Making your workforce deliver better results takes more time and effort than just handing them a tool-kit. The problem is that you cannot ask someone to follow a set of instructions and expect them to become productive. It simply won’t work. The reason for this is pretty straight-forward – we, humans are unique and come with unique motivations. We all have different career priorities and work-styles, and a singular approach to achieve productivity is just money down the drain.
Then, what works?
The key to long-term improvement in your workforce efficiency lies in building a culture that enables employees to perform at their best abilities. In a study on the impact of positive practices on organizational effectiveness, researchers at the University of Michigan found that positive and virtuous work practices help employees excel at work.
They elaborate that improved collaboration, peer motivation, developing empathy for each other and emphasizing on the meaningfulness of their work are correlated to positive initiatives such as –
- Increasing positive emotions – Through creating platforms where people work together and creatively
- Mitigating negative emotions – That address stress triggers and provide support to bounce back from challenges
- Bolstering employees – With opportunities to bring out the best in them and improving loyalty
Another study on the impact of employee engagement on productivity shows that highly engaged teams deliver twice the results, as disengaged teams.
How to build a positive culture?
People, on average, spend half of their time awake at work, and it is important that they feel like it is worth it. Happy employees are more productive at their jobs.

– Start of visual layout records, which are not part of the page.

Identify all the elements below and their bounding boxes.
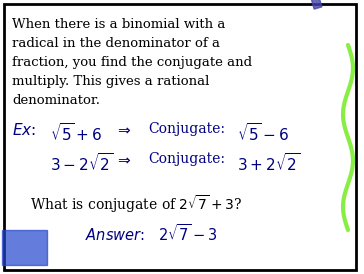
Text: Conjugate:: Conjugate: [148,152,225,166]
Text: $\sqrt{5}-6$: $\sqrt{5}-6$ [237,122,289,144]
Text: $\Rightarrow$: $\Rightarrow$ [115,152,132,167]
Text: denominator.: denominator. [12,94,100,107]
Text: What is conjugate of $2\sqrt{7}+3$?: What is conjugate of $2\sqrt{7}+3$? [30,193,242,215]
Text: $3+2\sqrt{2}$: $3+2\sqrt{2}$ [237,152,300,174]
Text: Conjugate:: Conjugate: [148,122,225,136]
Text: When there is a binomial with a: When there is a binomial with a [12,18,225,31]
FancyArrow shape [303,0,322,9]
Text: $\Rightarrow$: $\Rightarrow$ [115,122,132,137]
Text: radical in the denominator of a: radical in the denominator of a [12,37,220,50]
Text: $\sqrt{5}+6$: $\sqrt{5}+6$ [50,122,102,144]
Text: multiply. This gives a rational: multiply. This gives a rational [12,75,209,88]
Text: fraction, you find the conjugate and: fraction, you find the conjugate and [12,56,252,69]
Text: $3-2\sqrt{2}$: $3-2\sqrt{2}$ [50,152,113,174]
Text: $\mathit{Ex}$:: $\mathit{Ex}$: [12,122,36,138]
Bar [2,230,47,265]
Text: $\mathit{Answer}$:   $2\sqrt{7}-3$: $\mathit{Answer}$: $2\sqrt{7}-3$ [85,223,218,244]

A research study done at the University of Warwick, across 700 employees found a whopping 12 percent improvement in productivity, amongst happier employees. Investing into employee support has a direct impact of employee satisfaction, further positively impacting their performance at work.

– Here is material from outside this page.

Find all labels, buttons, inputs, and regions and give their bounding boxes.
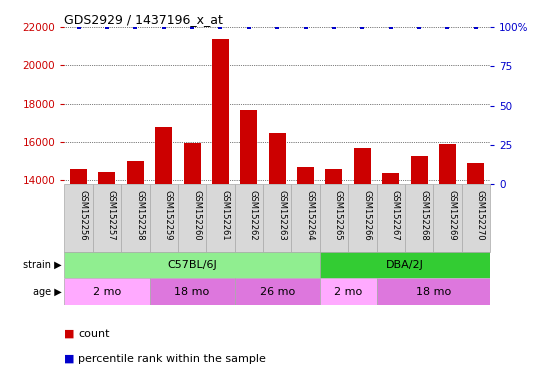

To create a high-performing workplace, you will need to create a system that nurtures individuals as well as teams, and motivates positive contributions – day after day, month after month. You could begin by creating a physical environment that encourages a break-friendly culture where your people would have the opportunity to unwind, unplug and have conversations that are not about work.
Adopting a culture of collaboration and togetherness, you can encourage your teams to work in synchrony, becoming stronger and more efficient as an organization. A Gusto survey noted that 54% of employees believed that a sense of community (great coworkers, celebrating milestones, a common mission) kept them at a company longer.

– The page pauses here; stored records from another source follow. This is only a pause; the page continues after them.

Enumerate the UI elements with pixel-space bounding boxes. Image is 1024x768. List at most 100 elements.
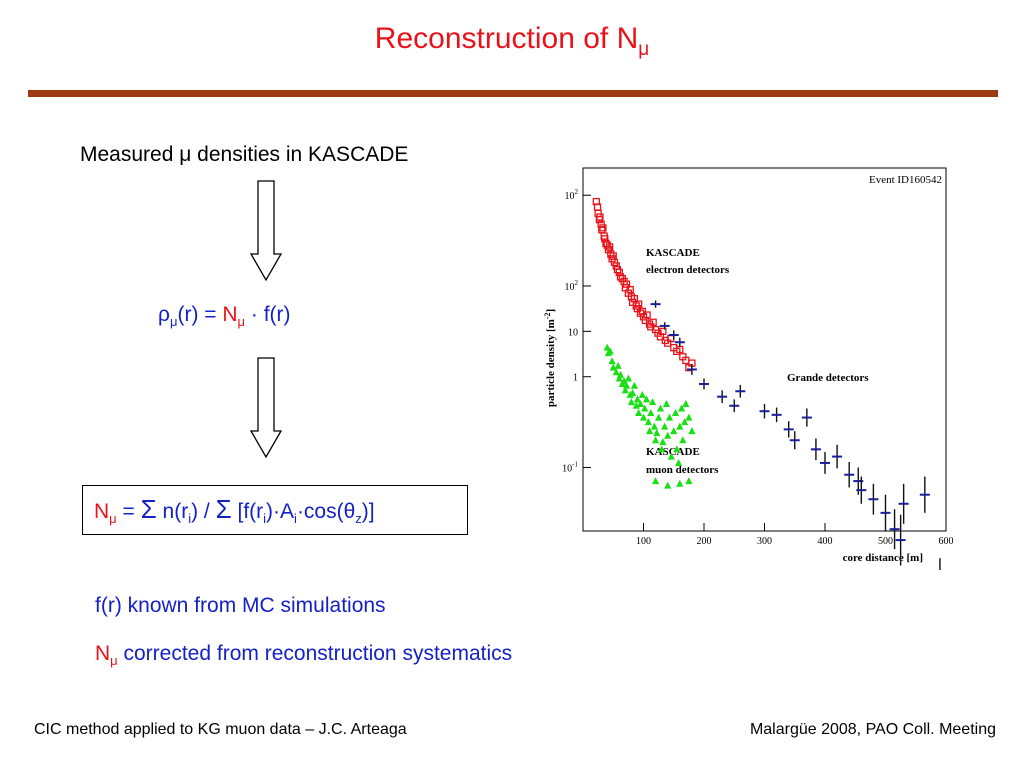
muon-point [608,357,616,365]
muon-point [606,347,614,355]
muon-point [644,418,652,426]
electron-point [649,318,657,326]
muon-point [636,399,645,407]
y-tick-exp: 2 [575,279,579,287]
x-tick-label: 300 [757,536,772,547]
muon-point [670,427,678,435]
muon-point [661,422,669,430]
muon-point [681,418,689,426]
y-tick-base: 10 [565,191,575,202]
footer-left: CIC method applied to KG muon data – J.C… [34,721,407,738]
muon-point [632,401,640,409]
formula-nmu: Nμ = Σ n(ri) / Σ [f(ri)·Ai·cos(θz)] [94,494,375,526]
y-tick-exp: 2 [575,188,579,196]
y-tick-base: 10 [565,282,575,293]
muon-point [620,377,628,385]
muon-point [676,479,684,487]
formula2-sub: i [294,511,297,527]
annotation-electron-2: electron detectors [646,264,730,276]
y-axis-label-end: ] [545,309,557,313]
formula2-part: ) / [191,500,216,523]
x-tick-label: 600 [939,536,954,547]
muon-point [656,404,665,412]
annotation-muon-2: muon detectors [646,464,719,476]
x-tick-label: 100 [636,536,651,547]
down-arrow-icon [250,180,282,282]
muon-point [673,445,681,453]
note2-N-sub: μ [110,653,118,669]
annotation-electron-1: KASCADE [646,247,700,259]
x-tick-label: 400 [818,536,833,547]
electron-point [659,327,667,336]
electron-point [635,300,643,308]
muon-point [633,395,642,403]
particle-density-chart: Event ID160542 core distance [m] particl… [543,167,954,570]
muon-point [676,422,684,430]
sum-symbol: Σ [140,494,157,524]
electron-point [626,285,634,294]
formula1-mid: (r) = [177,303,223,326]
note-corrected: Nμ corrected from reconstruction systema… [95,642,512,668]
muon-point [652,436,660,444]
formula2-N-sub: μ [109,511,117,527]
formula-density: ρμ(r) = Nμ · f(r) [158,303,291,329]
y-tick-base: 10 [562,463,572,474]
slide-title-sub: μ [638,39,650,60]
formula2-eq: = [116,500,141,523]
muon-point [659,438,667,446]
muon-point [658,445,666,453]
y-tick-label: 1 [573,373,578,384]
muon-point [685,477,693,485]
annotation-muon-1: KASCADE [646,446,700,458]
muon-point [615,374,623,382]
note-mc-simulations: f(r) known from MC simulations [95,594,386,617]
note2-text: corrected from reconstruction systematic… [117,642,513,665]
muon-point [655,413,663,421]
formula1-N: N [222,303,238,326]
sum-symbol: Σ [215,494,232,524]
muon-point [662,399,671,407]
muon-point [647,409,655,417]
muon-point [627,398,635,406]
muon-point [603,343,611,351]
muon-point [674,458,683,466]
y-tick-label: 102 [565,279,579,293]
electron-point [643,311,651,319]
formula2-sub: z [355,511,362,527]
y-tick-label: 10 [568,327,578,338]
formula2-part: )·A [266,500,295,523]
muon-point [624,374,632,382]
muon-point [621,386,629,394]
formula2-sub: i [188,511,192,527]
y-tick-base: 1 [573,373,578,384]
electron-point [599,224,607,232]
x-axis-label: core distance [m] [843,552,923,564]
plot-frame [582,167,947,532]
muon-point [679,436,687,444]
x-tick-label: 500 [878,536,893,547]
electron-point [605,243,614,251]
muon-point [639,413,648,421]
measured-text: Measured μ densities in KASCADE [80,143,409,166]
muon-point [622,381,631,389]
muon-point [664,431,672,439]
x-tick-label: 200 [697,536,712,547]
muon-point [664,481,672,489]
muon-point [671,409,680,417]
formula1-tail: · f(r) [245,303,291,326]
y-tick-exp: -1 [572,460,578,468]
note2-N: N [95,642,111,665]
y-tick-label: 102 [565,188,579,202]
formula-box [82,485,468,535]
muon-point [678,404,686,412]
muon-point [688,427,696,435]
electron-point [630,295,639,303]
muon-point [652,477,660,485]
y-axis-label-sup: -2 [543,313,552,320]
annotation-grande: Grande detectors [787,372,869,384]
y-tick-base: 10 [568,327,578,338]
rho-sub: μ [169,314,178,330]
y-axis-label-text: particle density [m [545,319,557,407]
muon-point [682,399,690,407]
muon-point [641,404,649,412]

Flexible work hours and remote work options help them get more done at home, and be able to focus on delivering good work. Further, the best jobs are where your people have the chance to find work-life balance and satisfaction in personal and professional spheres. They will develop loyalty, and take more responsibility as they are motivated to commit more.
The bottom-line is that creating a positive work culture goes a long way in enhancing the quality of life for your employees, and thereby their productivity at work. It has been proven across studies to be an effective means of achieving better business results.